March 01, 2013 / 17:33 IST
By S. S. Mundra
Chairman & Managing Director
Bank of Baroda
The four major macro concerns that have been weighing on the confidence of investors and rating agencies for the last several months are India's high fiscal and current account deficits and the dwindling savings and investment rates. And in my opinion, the Budget has effectively addressed all these issues.
Moreover, the
Budget 2013-14 has not only focused on high growth, but also placed equal importance on sustainable and inclusive growth. Through a combination of curtailing expenditure and augmenting revenue receipts, the Budget has managed to contain the fiscal deficit at 5.2% for FY12-13 and set the target of 4.8% for FY13-14.
The Finance Minister has flagged the high current account deficit as the biggest worry facing the economy mainly because of high oil, coal and gold imports, and the slowdown in exports.

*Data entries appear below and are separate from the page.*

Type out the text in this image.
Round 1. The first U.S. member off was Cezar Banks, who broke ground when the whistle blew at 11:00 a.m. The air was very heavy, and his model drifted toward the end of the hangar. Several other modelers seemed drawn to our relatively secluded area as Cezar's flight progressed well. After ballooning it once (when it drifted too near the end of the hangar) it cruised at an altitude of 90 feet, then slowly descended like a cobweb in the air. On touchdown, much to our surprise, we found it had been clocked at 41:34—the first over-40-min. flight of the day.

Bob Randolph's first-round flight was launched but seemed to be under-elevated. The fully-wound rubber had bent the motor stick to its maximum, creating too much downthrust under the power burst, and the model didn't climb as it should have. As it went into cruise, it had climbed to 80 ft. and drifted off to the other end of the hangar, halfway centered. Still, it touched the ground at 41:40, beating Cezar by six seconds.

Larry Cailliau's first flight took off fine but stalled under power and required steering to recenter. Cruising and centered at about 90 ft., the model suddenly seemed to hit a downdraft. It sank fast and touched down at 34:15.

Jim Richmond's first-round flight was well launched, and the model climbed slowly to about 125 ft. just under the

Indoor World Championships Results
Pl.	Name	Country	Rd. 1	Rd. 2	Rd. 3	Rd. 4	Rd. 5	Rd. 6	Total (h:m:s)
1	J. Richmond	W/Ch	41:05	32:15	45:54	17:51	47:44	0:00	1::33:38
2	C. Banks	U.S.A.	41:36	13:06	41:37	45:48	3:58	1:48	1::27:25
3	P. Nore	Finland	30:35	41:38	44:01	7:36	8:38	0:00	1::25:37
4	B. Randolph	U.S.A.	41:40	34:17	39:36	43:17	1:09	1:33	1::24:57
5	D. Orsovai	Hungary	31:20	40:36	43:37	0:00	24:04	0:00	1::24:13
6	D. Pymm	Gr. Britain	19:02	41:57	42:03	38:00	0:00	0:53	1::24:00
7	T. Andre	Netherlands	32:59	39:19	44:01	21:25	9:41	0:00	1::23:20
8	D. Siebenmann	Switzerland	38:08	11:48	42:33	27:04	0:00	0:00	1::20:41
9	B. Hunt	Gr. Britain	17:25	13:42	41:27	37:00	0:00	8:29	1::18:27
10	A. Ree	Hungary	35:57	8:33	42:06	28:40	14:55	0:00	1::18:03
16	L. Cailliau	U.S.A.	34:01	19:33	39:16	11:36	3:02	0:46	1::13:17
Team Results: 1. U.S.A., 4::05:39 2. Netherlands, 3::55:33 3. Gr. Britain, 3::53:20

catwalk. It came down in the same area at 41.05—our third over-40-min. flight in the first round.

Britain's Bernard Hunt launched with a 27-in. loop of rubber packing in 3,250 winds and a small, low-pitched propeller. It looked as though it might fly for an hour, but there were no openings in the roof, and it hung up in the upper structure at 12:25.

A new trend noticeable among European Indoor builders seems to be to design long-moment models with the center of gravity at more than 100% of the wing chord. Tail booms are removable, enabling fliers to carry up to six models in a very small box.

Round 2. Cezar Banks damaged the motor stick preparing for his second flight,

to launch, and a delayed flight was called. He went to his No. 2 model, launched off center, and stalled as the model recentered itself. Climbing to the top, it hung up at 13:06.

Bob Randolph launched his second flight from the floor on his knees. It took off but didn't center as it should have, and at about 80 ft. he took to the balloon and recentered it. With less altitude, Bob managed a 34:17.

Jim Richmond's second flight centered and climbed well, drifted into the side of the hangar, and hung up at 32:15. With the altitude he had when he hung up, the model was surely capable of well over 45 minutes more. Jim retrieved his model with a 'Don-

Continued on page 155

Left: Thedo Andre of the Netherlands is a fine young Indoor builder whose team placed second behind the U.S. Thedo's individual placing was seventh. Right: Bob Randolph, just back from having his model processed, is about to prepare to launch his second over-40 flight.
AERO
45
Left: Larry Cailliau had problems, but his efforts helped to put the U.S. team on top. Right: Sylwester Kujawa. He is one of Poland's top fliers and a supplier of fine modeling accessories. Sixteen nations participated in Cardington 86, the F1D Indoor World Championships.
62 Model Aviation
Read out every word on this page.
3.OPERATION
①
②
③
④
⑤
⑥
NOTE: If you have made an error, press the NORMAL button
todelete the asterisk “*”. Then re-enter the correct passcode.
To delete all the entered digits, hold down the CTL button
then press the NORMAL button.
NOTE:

As FIIs play a significant role in financing current account deficit, the Budget has sought to widen the scope of FII investment by allowing them in exchange traded currency derivatives and simplifying the registration procedure for FIIs.
Furthermore, the Finance Minister has sought to remove the ambiguity regarding FDI and FII and the FIIs have been permitted to use their investment in corporate bonds and government securities as collateral to meet their margin requirements.
As the gross domestic savings have been falling over the past few years, the Finance Minister has introduced a few select measures to enhance the savings rate and move the household sector’s preference from physical to financial savings.
For instance, the income limit for
Rajiv Gandhi Equity Savings Scheme (RGESS) for first time investors has been increased from Rs 10 lakh to Rs 12 lakh. Also, for the first time home loan borrowers, the Budget has offered an additional deduction of income on small ticket home loans.
To protect the savings of the household sector from inflation, the budget has introduced Inflation Indexed Bonds or Inflation Indexed National Security Certificates. To improve the penetration of banking facilities, the post offices, which have a large network across the country, are to become the part of the core banking solution and offer real time banking services.
To give a necessary boost to the new investment plans and also to revive the capital goods industry, the Budget has allowed for an investment allowance of 15.0% of investment of Rs 100 crore or more in plant and machinery. Also, Micro and Small and Medium enterprises are granted permission to enjoy the benefit of preferences for up to three years even after they move out of the category.
Apart from addressing the fundamental issues relating to growth, the Budget has sought to focus on sustainable and inclusive growth and placed special emphasis on women and youth to ensure not just higher growth but a well-balanced development. Apart from setting up India’s first Women Bank with an initial capital Rs 1,000 crore, the Budget has also set up a Nirbhaya Fund for women with the government contributing Rs 1,000 crore to it.
Finally, the measures taken for the banking industry such as infusion of capital in PSU banks to facilitate their smoother transition to the Basel III framework; permission to banks to act as insurance brokers, permission to Banking Correspondents to sell micro insurance products, etc. also reflect the government's continued commitment to improve the health and soundness of the sector.
In short, the Budget has finely balanced prudence with growth to restore the confidence of market participants.